The book is easy on the eye, full of inspiring colour and well designed by Ian Findlay who also contributed some of the photographs. Another photo was contributed by Rory Young, to whom the book is dedicated and whose own teachings are often echoed. The book does many things, but the forceful promotion of lime is its main theme and its subtitle could easily have been Warm and dry again with lime in West Wales. After so many decades of the misunderstanding and abuse of vernacular buildings there this is certainly something worth celebrating.
There are ten chapters which work over and over the benefits of “breathability” achieved through lime magic: the technical benefits, the emotional and economic benefits, preservative powers, green credentials, and so on and so on. Even chapters headed “Roofs and Floors” or “Windows and Doors” continue the eulogy for “the right stuff”. But could it all be true? The text does not attempt detailed technical explanations and some of the concepts offered will be questioned, if only by the building inspectors. What it does do is to record that we did this and this and this, and the cold wet houses became warm, dry, and more beautiful houses. Just what was needed.

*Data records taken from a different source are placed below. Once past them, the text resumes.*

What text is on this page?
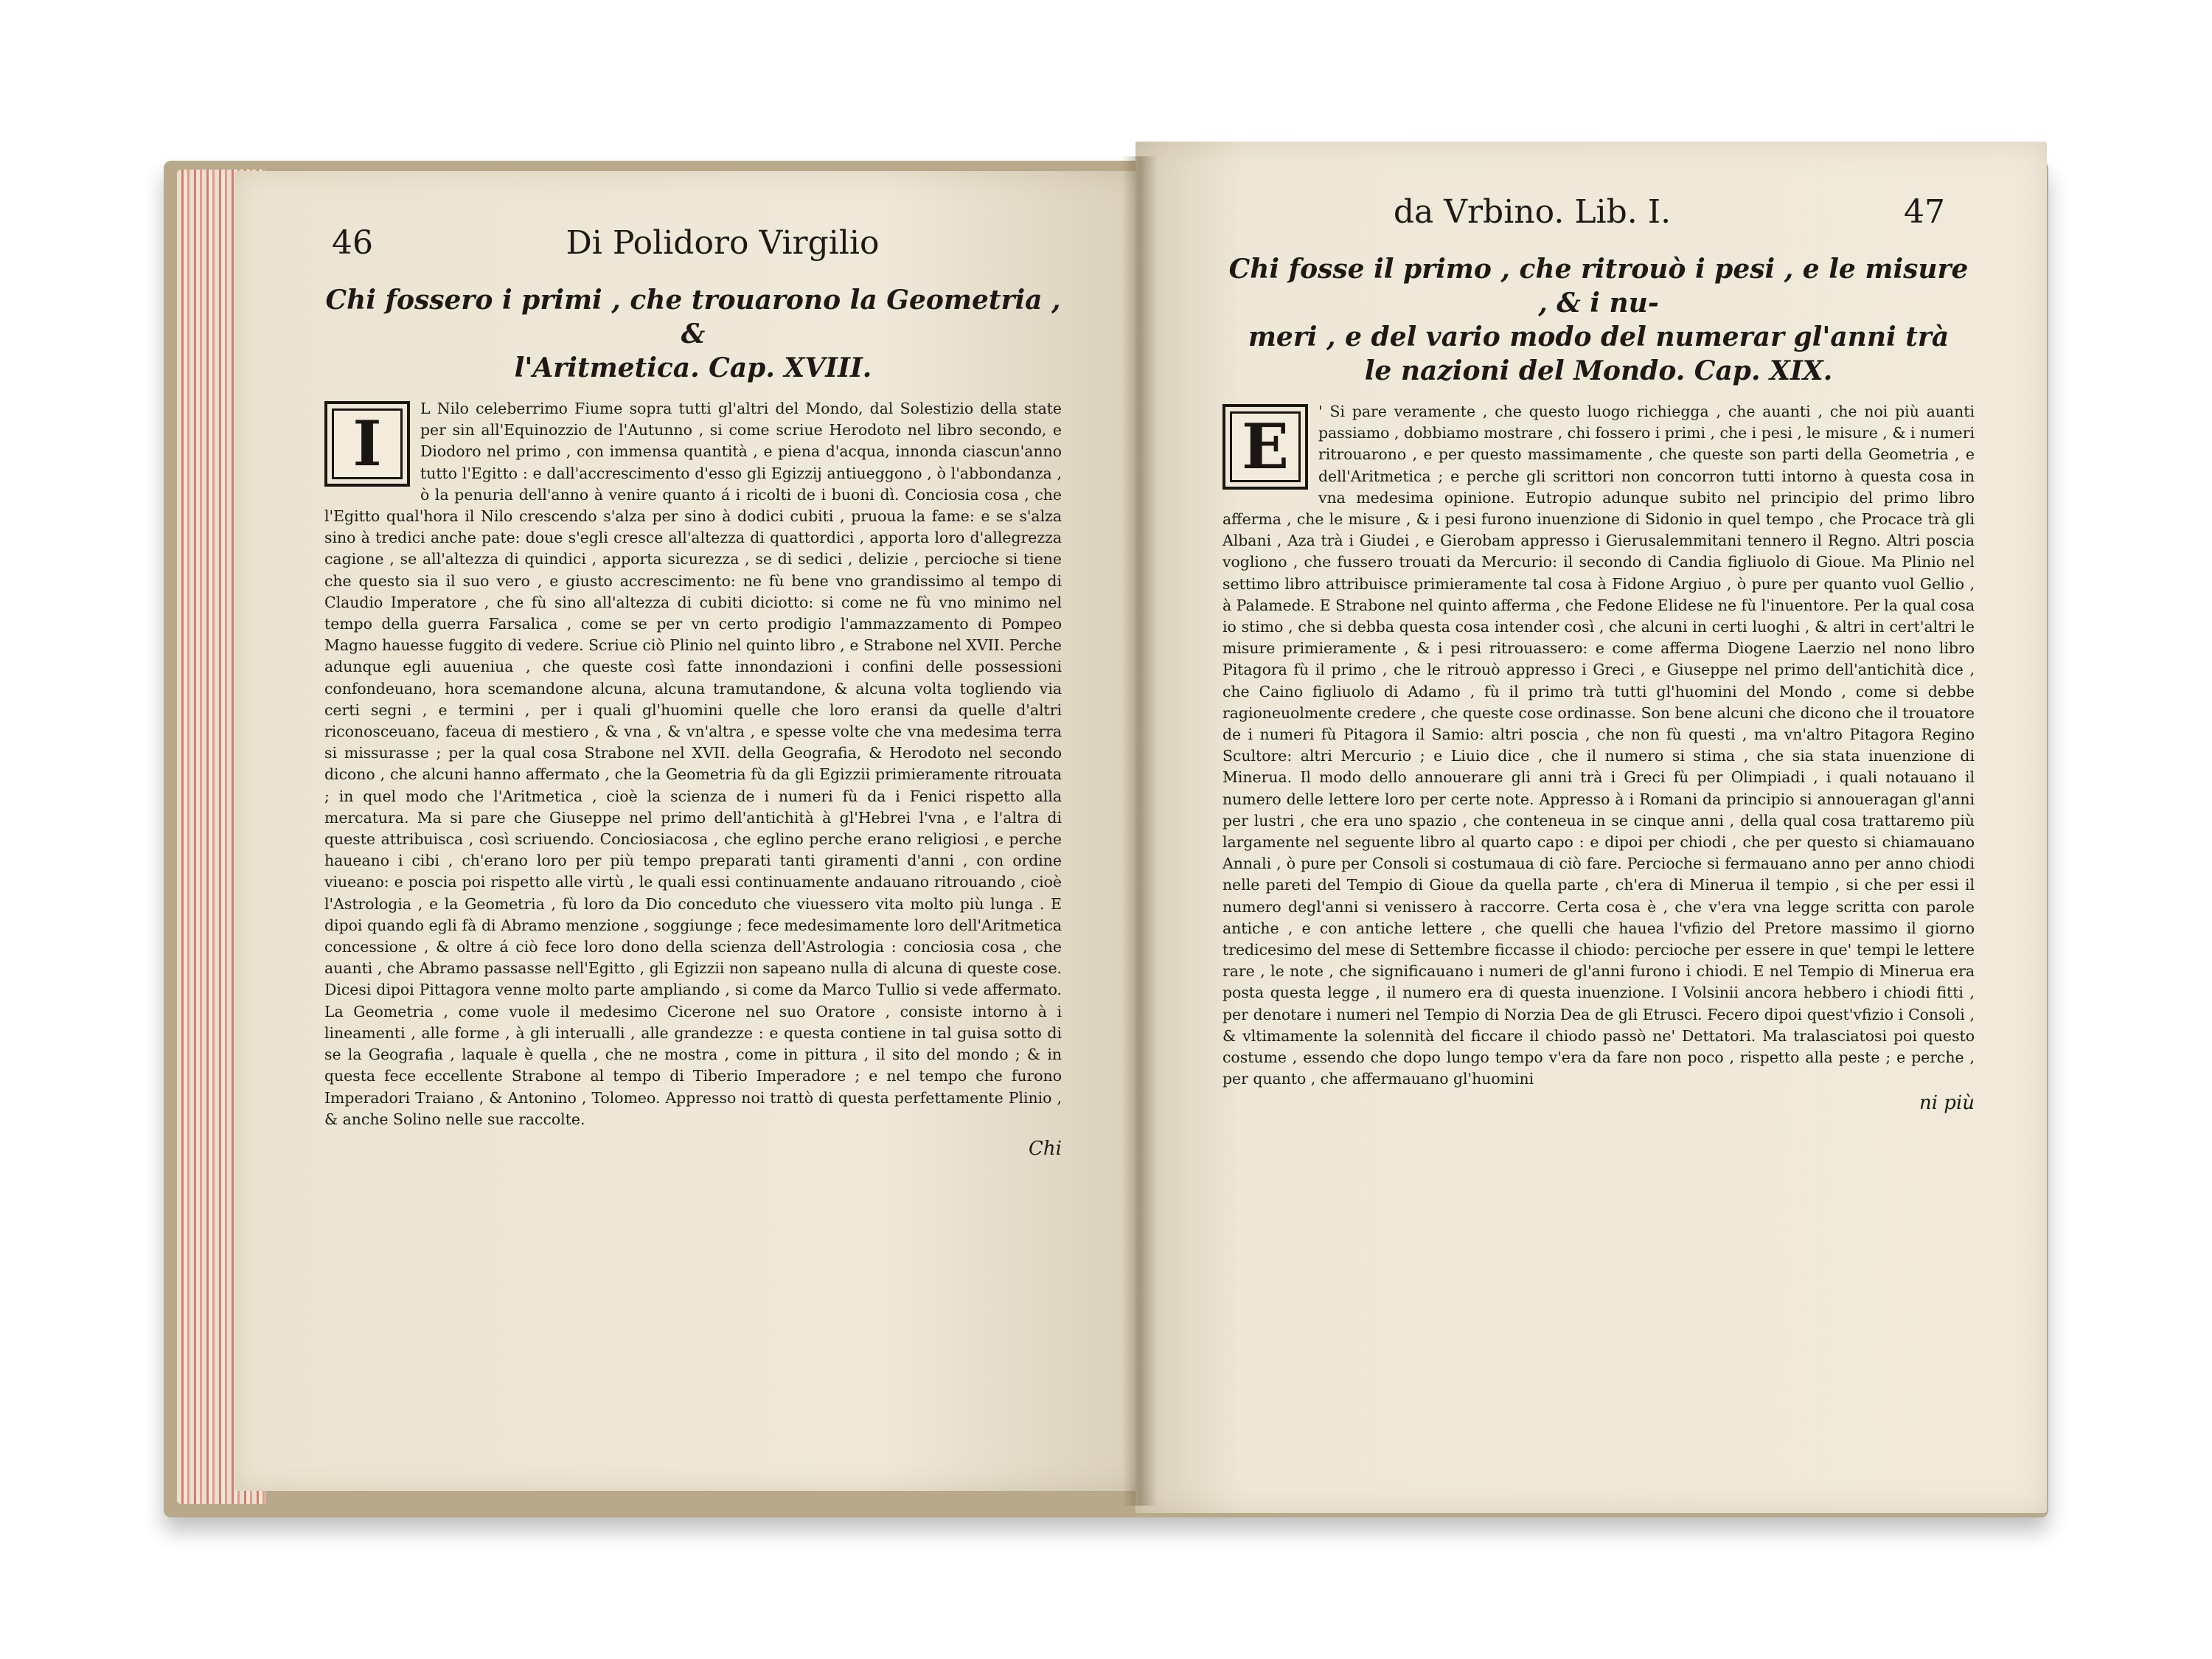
46	Di Polidoro Virgilio
Chi fossero i primi , che trouarono la Geometria , &
l'Aritmetica. Cap. XVIII.
I	L Nilo celeberrimo Fiume sopra tutti gl'altri del Mondo, dal Solestizio della state per sin all'Equinozzio de l'Autunno , si come scriue Herodoto nel libro secondo, e Diodoro nel primo , con immensa quantità , e piena d'acqua, innonda ciascun'anno tutto l'Egitto : e dall'accrescimento d'esso gli Egizzij antiueggono , ò l'abbondanza , ò la penuria dell'anno à venire quanto á i ricolti de i buoni dì. Conciosia cosa , che l'Egitto qual'hora il Nilo crescendo s'alza per sino à dodici cubiti , pruoua la fame: e se s'alza sino à tredici anche pate: doue s'egli cresce all'altezza di quattordici , apporta loro d'allegrezza cagione , se all'altezza di quindici , apporta sicurezza , se di sedici , delizie , percioche si tiene che questo sia il suo vero , e giusto accrescimento: ne fù bene vno grandissimo al tempo di Claudio Imperatore , che fù sino all'altezza di cubiti diciotto: si come ne fù vno minimo nel tempo della guerra Farsalica , come se per vn certo prodigio l'ammazzamento di Pompeo Magno hauesse fuggito di vedere. Scriue ciò Plinio nel quinto libro , e Strabone nel XVII. Perche adunque egli auueniua , che queste così fatte innondazioni i confini delle possessioni confondeuano, hora scemandone alcuna, alcuna tramutandone, & alcuna volta togliendo via certi segni , e termini , per i quali gl'huomini quelle che loro eransi da quelle d'altri riconosceuano, faceua di mestiero , & vna , & vn'altra , e spesse volte che vna medesima terra si missurasse ; per la qual cosa Strabone nel XVII. della Geografia, & Herodoto nel secondo dicono , che alcuni hanno affermato , che la Geometria fù da gli Egizzii primieramente ritrouata ; in quel modo che l'Aritmetica , cioè la scienza de i numeri fù da i Fenici rispetto alla mercatura. Ma si pare che Giuseppe nel primo dell'antichità à gl'Hebrei l'vna , e l'altra di queste attribuisca , così scriuendo. Conciosiacosa , che eglino perche erano religiosi , e perche haueano i cibi , ch'erano loro per più tempo preparati tanti giramenti d'anni , con ordine viueano: e poscia poi rispetto alle virtù , le quali essi continuamente andauano ritrouando , cioè l'Astrologia , e la Geometria , fù loro da Dio conceduto che viuessero vita molto più lunga . E dipoi quando egli fà di Abramo menzione , soggiunge ; fece medesimamente loro dell'Aritmetica concessione , & oltre á ciò fece loro dono della scienza dell'Astrologia : conciosia cosa , che auanti , che Abramo passasse nell'Egitto , gli Egizzii non sapeano nulla di alcuna di queste cose. Dicesi dipoi Pittagora venne molto parte ampliando , si come da Marco Tullio si vede affermato. La Geometria , come vuole il medesimo Cicerone nel suo Oratore , consiste intorno à i lineamenti , alle forme , à gli interualli , alle grandezze : e questa contiene in tal guisa sotto di se la Geografia , laquale è quella , che ne mostra , come in pittura , il sito del mondo ; & in questa fece eccellente Strabone al tempo di Tiberio Imperadore ; e nel tempo che furono Imperadori Traiano , & Antonino , Tolomeo. Appresso noi trattò di questa perfettamente Plinio , & anche Solino nelle sue raccolte.

Chi
da Vrbino. Lib. I.	47
Chi fosse il primo , che ritrouò i pesi , e le misure , & i nu-
meri , e del vario modo del numerar gl'anni trà
le nazioni del Mondo. Cap. XIX.
E	' Si pare veramente , che questo luogo richiegga , che auanti , che noi più auanti passiamo , dobbiamo mostrare , chi fossero i primi , che i pesi , le misure , & i numeri ritrouarono , e per questo massimamente , che queste son parti della Geometria , e dell'Aritmetica ; e perche gli scrittori non concorron tutti intorno à questa cosa in vna medesima opinione. Eutropio adunque subito nel principio del primo libro afferma , che le misure , & i pesi furono inuenzione di Sidonio in quel tempo , che Procace trà gli Albani , Aza trà i Giudei , e Gierobam appresso i Gierusalemmitani tennero il Regno. Altri poscia vogliono , che fussero trouati da Mercurio: il secondo di Candia figliuolo di Gioue. Ma Plinio nel settimo libro attribuisce primieramente tal cosa à Fidone Argiuo , ò pure per quanto vuol Gellio , à Palamede. E Strabone nel quinto afferma , che Fedone Elidese ne fù l'inuentore. Per la qual cosa io stimo , che si debba questa cosa intender così , che alcuni in certi luoghi , & altri in cert'altri le misure primieramente , & i pesi ritrouassero: e come afferma Diogene Laerzio nel nono libro Pitagora fù il primo , che le ritrouò appresso i Greci , e Giuseppe nel primo dell'antichità dice , che Caino figliuolo di Adamo , fù il primo trà tutti gl'huomini del Mondo , come si debbe ragioneuolmente credere , che queste cose ordinasse. Son bene alcuni che dicono che il trouatore de i numeri fù Pitagora il Samio: altri poscia , che non fù questi , ma vn'altro Pitagora Regino Scultore: altri Mercurio ; e Liuio dice , che il numero si stima , che sia stata inuenzione di Minerua. Il modo dello annouerare gli anni trà i Greci fù per Olimpiadi , i quali notauano il numero delle lettere loro per certe note. Appresso à i Romani da principio si annoueragan gl'anni per lustri , che era uno spazio , che conteneua in se cinque anni , della qual cosa trattaremo più largamente nel seguente libro al quarto capo : e dipoi per chiodi , che per questo si chiamauano Annali , ò pure per Consoli si costumaua di ciò fare. Percioche si fermauano anno per anno chiodi nelle pareti del Tempio di Gioue da quella parte , ch'era di Minerua il tempio , si che per essi il numero degl'anni si venissero à raccorre. Certa cosa è , che v'era vna legge scritta con parole antiche , e con antiche lettere , che quelli che hauea l'vfizio del Pretore massimo il giorno tredicesimo del mese di Settembre ficcasse il chiodo: percioche per essere in que' tempi le lettere rare , le note , che significauano i numeri de gl'anni furono i chiodi. E nel Tempio di Minerua era posta questa legge , il numero era di questa inuenzione. I Volsinii ancora hebbero i chiodi fitti , per denotare i numeri nel Tempio di Norzia Dea de gli Etrusci. Fecero dipoi quest'vfizio i Consoli , & vltimamente la solennità del ficcare il chiodo passò ne' Dettatori. Ma tralasciatosi poi questo costume , essendo che dopo lungo tempo v'era da fare non poco , rispetto alla peste ; e perche , per quanto , che affermauano gl'huomini

ni più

The title anchors the book to an audience in Wales and most firmly to West Wales. The message to use lime is as clear as clear could be and would apply directly in any other areas with a similar vernacular of solid rubble walling. The boundaries of the book have been set to deliver that message, reinforced by six case studies which lead neatly into a list of fourteen training providers. Cliff has avoided, here, the whole subject of how to use lime and has left the reader with a commitment to liming and a thirst for further instruction.
The lime movement has been waiting for a coffee table book and this is probably too small to fill that role, but it is certainly pretty enough. It will lure its readers into the world of lime under the cover of the beauty of the vernacular. It will save many more Welsh vernacular buildings which are presently in peril. Bravo.